> Did the experience from writing your own OS solidify that belief?
Absolutely. Micro-kernels have many advantages other than a slight overhead due to message passing (and a large chunk o that overhead can be overcome by using the paging mechanism in a clever way). They're easier to secure, much easier to stabilize, support such luxuries as on the fly upgrades without powering down with grace and allow you to develop drivers in userland greatly simplifying debugging and testing as well as allowing you to do hard real-time (and by extension soft real time) much easier than you could ever do it using a macro kernel.
I've built some pretty large systems using QnX in the 80's and 90's that I would have a real problem with re-implementing even today on todays hardware without the benefits brought by a micro kernel with network transparent message passing. If you haven't used a setup like that then it is probably hard to see the advantages, it goes way beyond some theoretical debate.

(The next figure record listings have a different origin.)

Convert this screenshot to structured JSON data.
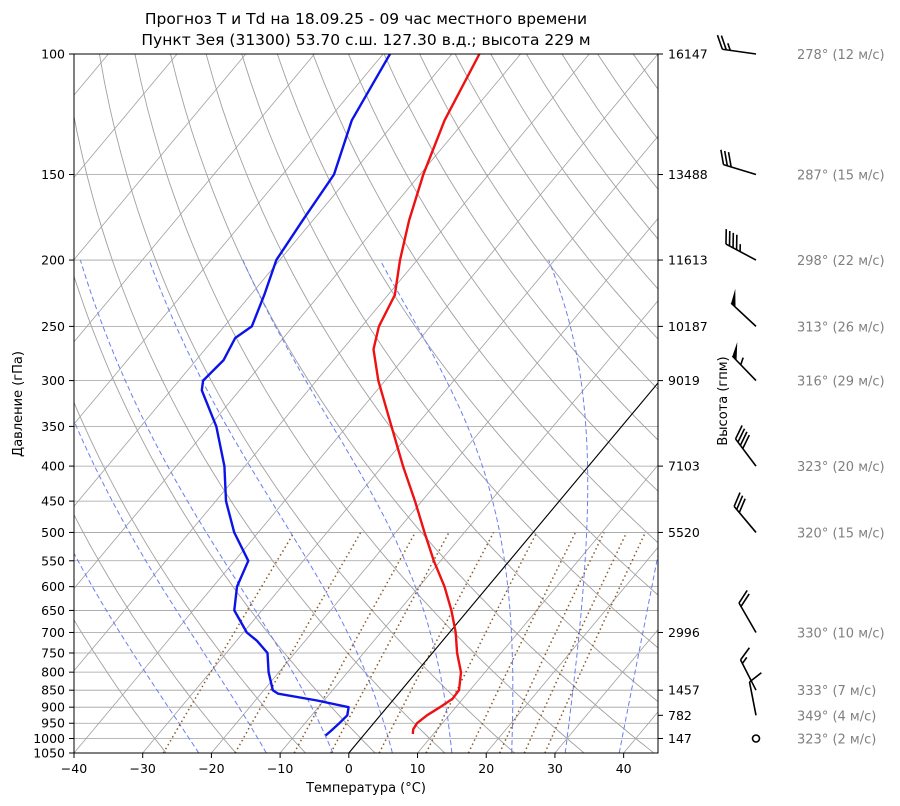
{
  "chart_data": {
    "type": "line",
    "title": "Прогноз T и Td на 18.09.25 - 09 час местного времени",
    "subtitle": "Пункт Зея (31300) 53.70 с.ш. 127.30 в.д.; высота 229 м",
    "xlabel": "Температура (°C)",
    "ylabel": "Давление (гПа)",
    "ylabel_right": "Высота (гпм)",
    "xlim": [
      -40,
      45
    ],
    "ylim": [
      1050,
      100
    ],
    "yscale": "log",
    "skew": "skew-T",
    "grid": true,
    "x_ticks": [
      "−40",
      "−30",
      "−20",
      "−10",
      "0",
      "10",
      "20",
      "30",
      "40"
    ],
    "y_ticks": [
      1050,
      1000,
      950,
      900,
      850,
      800,
      750,
      700,
      650,
      600,
      550,
      500,
      450,
      400,
      350,
      300,
      250,
      200,
      150,
      100
    ],
    "height_ticks": [
      {
        "p": 100,
        "label": "16147"
      },
      {
        "p": 150,
        "label": "13488"
      },
      {
        "p": 200,
        "label": "11613"
      },
      {
        "p": 250,
        "label": "10187"
      },
      {
        "p": 300,
        "label": "9019"
      },
      {
        "p": 400,
        "label": "7103"
      },
      {
        "p": 500,
        "label": "5520"
      },
      {
        "p": 700,
        "label": "2996"
      },
      {
        "p": 850,
        "label": "1457"
      },
      {
        "p": 925,
        "label": "782"
      },
      {
        "p": 1000,
        "label": "147"
      }
    ],
    "series": [
      {
        "color": "#ee1111",
        "points": [
          {
            "p": 985,
            "t": 7.0
          },
          {
            "p": 970,
            "t": 6.5
          },
          {
            "p": 950,
            "t": 6.3
          },
          {
            "p": 925,
            "t": 6.8
          },
          {
            "p": 900,
            "t": 7.7
          },
          {
            "p": 875,
            "t": 8.5
          },
          {
            "p": 850,
            "t": 8.4
          },
          {
            "p": 800,
            "t": 6.5
          },
          {
            "p": 750,
            "t": 3.6
          },
          {
            "p": 700,
            "t": 0.9
          },
          {
            "p": 650,
            "t": -2.4
          },
          {
            "p": 600,
            "t": -6.3
          },
          {
            "p": 550,
            "t": -11.0
          },
          {
            "p": 500,
            "t": -15.8
          },
          {
            "p": 450,
            "t": -21.0
          },
          {
            "p": 400,
            "t": -27.0
          },
          {
            "p": 350,
            "t": -33.5
          },
          {
            "p": 300,
            "t": -41.0
          },
          {
            "p": 270,
            "t": -45.5
          },
          {
            "p": 250,
            "t": -47.5
          },
          {
            "p": 225,
            "t": -49.0
          },
          {
            "p": 200,
            "t": -52.5
          },
          {
            "p": 175,
            "t": -56.0
          },
          {
            "p": 150,
            "t": -59.5
          },
          {
            "p": 125,
            "t": -63.0
          },
          {
            "p": 100,
            "t": -66.0
          }
        ]
      },
      {
        "color": "#0a14e8",
        "points": [
          {
            "p": 990,
            "t": -5.5
          },
          {
            "p": 975,
            "t": -5.3
          },
          {
            "p": 950,
            "t": -5.0
          },
          {
            "p": 925,
            "t": -4.8
          },
          {
            "p": 900,
            "t": -5.6
          },
          {
            "p": 880,
            "t": -11.0
          },
          {
            "p": 860,
            "t": -17.5
          },
          {
            "p": 850,
            "t": -18.7
          },
          {
            "p": 800,
            "t": -21.5
          },
          {
            "p": 750,
            "t": -24.0
          },
          {
            "p": 720,
            "t": -27.0
          },
          {
            "p": 700,
            "t": -29.5
          },
          {
            "p": 650,
            "t": -34.0
          },
          {
            "p": 600,
            "t": -36.5
          },
          {
            "p": 550,
            "t": -38.0
          },
          {
            "p": 500,
            "t": -43.5
          },
          {
            "p": 450,
            "t": -48.5
          },
          {
            "p": 400,
            "t": -53.0
          },
          {
            "p": 350,
            "t": -59.0
          },
          {
            "p": 310,
            "t": -65.5
          },
          {
            "p": 300,
            "t": -66.5
          },
          {
            "p": 280,
            "t": -66.0
          },
          {
            "p": 260,
            "t": -67.0
          },
          {
            "p": 250,
            "t": -66.0
          },
          {
            "p": 225,
            "t": -68.0
          },
          {
            "p": 200,
            "t": -70.5
          },
          {
            "p": 175,
            "t": -71.5
          },
          {
            "p": 150,
            "t": -72.5
          },
          {
            "p": 125,
            "t": -76.5
          },
          {
            "p": 100,
            "t": -79.0
          }
        ]
      }
    ],
    "winds": [
      {
        "p": 1000,
        "dir": 323,
        "speed": 2,
        "label": "323° (2 м/с)"
      },
      {
        "p": 925,
        "dir": 349,
        "speed": 4,
        "label": "349° (4 м/с)"
      },
      {
        "p": 850,
        "dir": 333,
        "speed": 7,
        "label": "333° (7 м/с)"
      },
      {
        "p": 700,
        "dir": 330,
        "speed": 10,
        "label": "330° (10 м/с)"
      },
      {
        "p": 500,
        "dir": 320,
        "speed": 15,
        "label": "320° (15 м/с)"
      },
      {
        "p": 400,
        "dir": 323,
        "speed": 20,
        "label": "323° (20 м/с)"
      },
      {
        "p": 300,
        "dir": 316,
        "speed": 29,
        "label": "316° (29 м/с)"
      },
      {
        "p": 250,
        "dir": 313,
        "speed": 26,
        "label": "313° (26 м/с)"
      },
      {
        "p": 200,
        "dir": 298,
        "speed": 22,
        "label": "298° (22 м/с)"
      },
      {
        "p": 150,
        "dir": 287,
        "speed": 15,
        "label": "287° (15 м/с)"
      },
      {
        "p": 100,
        "dir": 278,
        "speed": 12,
        "label": "278° (12 м/с)"
      }
    ],
    "colors": {
      "temperature": "#ee1111",
      "dewpoint": "#0a14e8",
      "grid": "#a0a0a0",
      "dry_adiabat": "#a0a0a0",
      "moist_adiabat": "#6a7ef0",
      "mixing_ratio": "#8b5a2b",
      "freezing_isotherm": "#000000",
      "wind_text": "#808080"
    }
  }
}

In practice two systems side-by-side, one running QnX, one running Linux will have the QnX system come out way ahead in terms of responsiveness for interactive tasks and things like latency and real world throughput.
We'll never know what the world would have looked like if Linus hadn't been as pig headed during that whole debate. Likely we wouldn't be stuck with a re-write of a 30 year old kernel.

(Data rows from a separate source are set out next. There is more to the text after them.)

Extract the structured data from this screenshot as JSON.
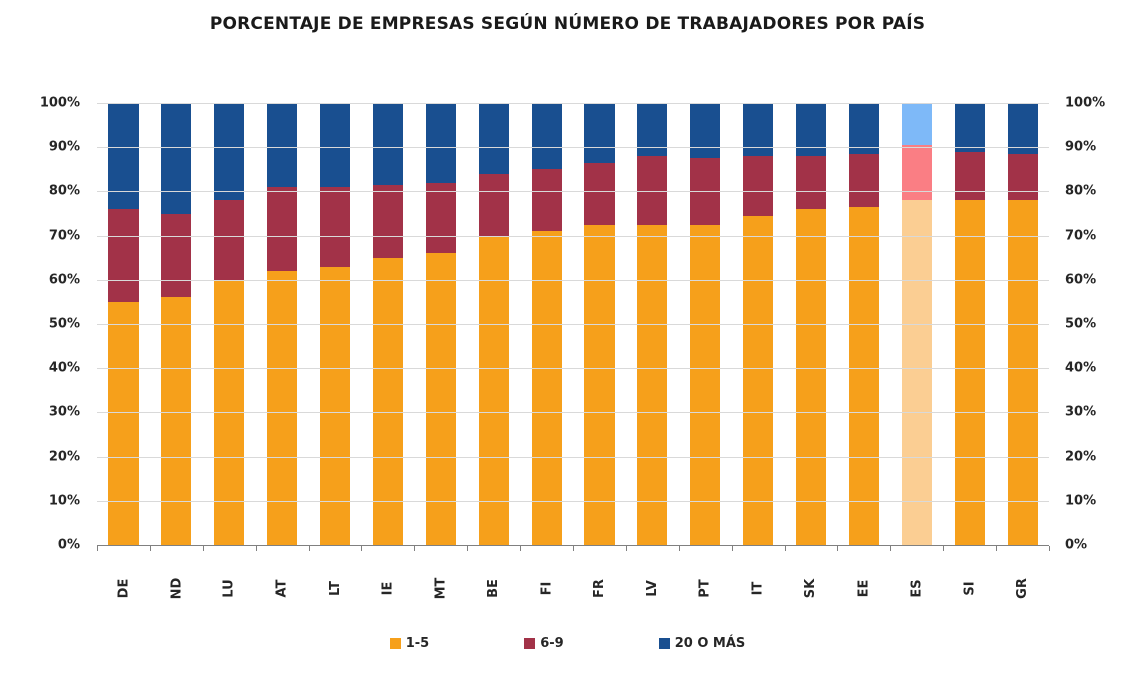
{
  "chart_data": {
    "type": "bar",
    "stacked": true,
    "percent_stacked": true,
    "title": "PORCENTAJE DE EMPRESAS SEGÚN NÚMERO DE TRABAJADORES POR PAÍS",
    "categories": [
      "DE",
      "ND",
      "LU",
      "AT",
      "LT",
      "IE",
      "MT",
      "BE",
      "FI",
      "FR",
      "LV",
      "PT",
      "IT",
      "SK",
      "EE",
      "ES",
      "SI",
      "GR"
    ],
    "series": [
      {
        "name": "1-5",
        "color": "#F6A01B",
        "values": [
          55,
          56,
          60,
          62,
          63,
          65,
          66,
          70,
          71,
          72.5,
          72.5,
          72.5,
          74.5,
          76,
          76.5,
          78,
          78,
          78
        ]
      },
      {
        "name": "6-9",
        "color": "#A23248",
        "values": [
          21,
          19,
          18,
          19,
          18,
          16.5,
          16,
          14,
          14,
          14,
          15.5,
          15,
          13.5,
          12,
          12,
          12.5,
          11,
          10.5
        ]
      },
      {
        "name": "20 O MÁS",
        "color": "#194F90",
        "values": [
          24,
          25,
          22,
          19,
          19,
          18.5,
          18,
          16,
          15,
          13.5,
          12,
          12.5,
          12,
          12,
          11.5,
          9.5,
          11,
          11.5
        ]
      }
    ],
    "highlight": {
      "category": "ES",
      "colors": [
        "#FBCE93",
        "#FA7E84",
        "#7EB9F8"
      ]
    },
    "ylim": [
      0,
      100
    ],
    "yticks": [
      "0%",
      "10%",
      "20%",
      "30%",
      "40%",
      "50%",
      "60%",
      "70%",
      "80%",
      "90%",
      "100%"
    ],
    "y_axis_sides": [
      "left",
      "right"
    ],
    "grid": true,
    "gridline_color": "#D9D9D9",
    "axis_color": "#808080",
    "legend_position": "bottom"
  }
}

The bit where Linux got it right and Tanenbaum got it wrong was that GPL'ing an OS was a much better move than to do a deal with Prentice Hall (who published the minix source). And minix wasn't the most elegant micro kernel either, which may have skewed Linus' perception of what it was that Tanenbaum was getting at.

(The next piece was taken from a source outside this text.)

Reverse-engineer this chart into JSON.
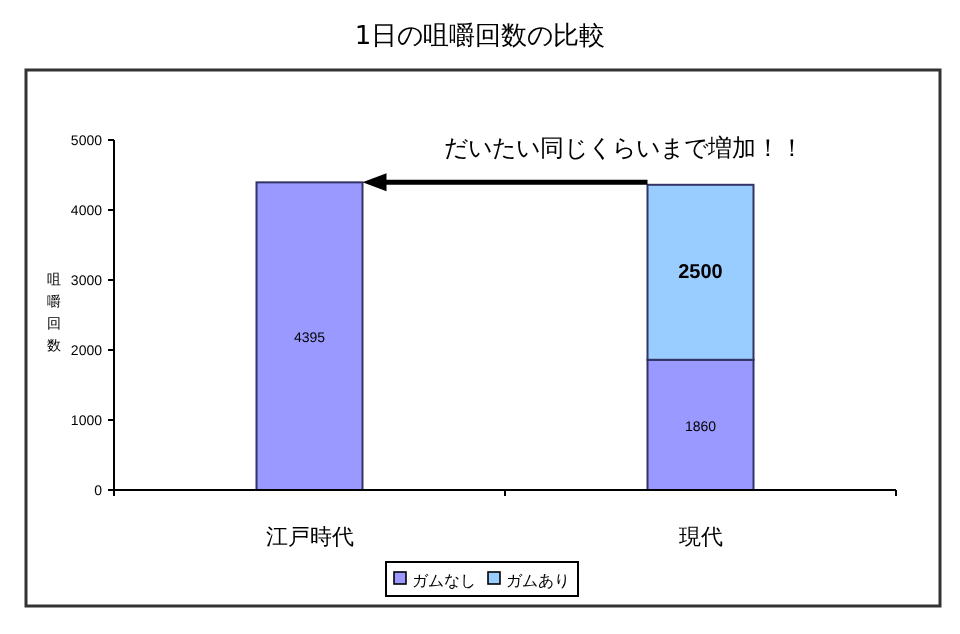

My guess is if he would have used QnX instead of having looked at minix that he would have readily agreed with Tanenbaum, but we'll never know about that and Linux is here to stay for a long time.
If you haven't used QnX give it a shot and see how it works for you, you might be pleasantly surprised.
Thanks for the pointers. I have heard of QnX through a book about message-based programming with SIMPL. SIMPL I think borrows the QnX APIs for making modular and networked systems.
I prefer open source so I've been taking a look at Minix 3. It seems really cool. And it's only 6 or so years old -- at the time of the argument Minix wasn't meant to be a production system, but now it is.
I feel like it must be easier to trace application performance with Minix since you have natural points to insert hooks. With monolithic kernels it's hard to understand what is really going on.
I see a lot of potential advantages of a microkernel in distributed systems. For example, Amazon EC2 has well known I/O sharing issues. With a microkernel, you could fairly easily reimplement the file server with your own custom disk scheduling logic based on identities (not Unix users) and priorities.
In Linux I know there is some work with containers, but I don't think it is as customizable as you would like.
I think Linus' argument was basically that microkernels require distributed algorithms, and distributed algorithms are more complex.
But maybe in a multicore world that argument is weakened. I like this paper: "Your computer is a distributed system already, why isn't your OS?"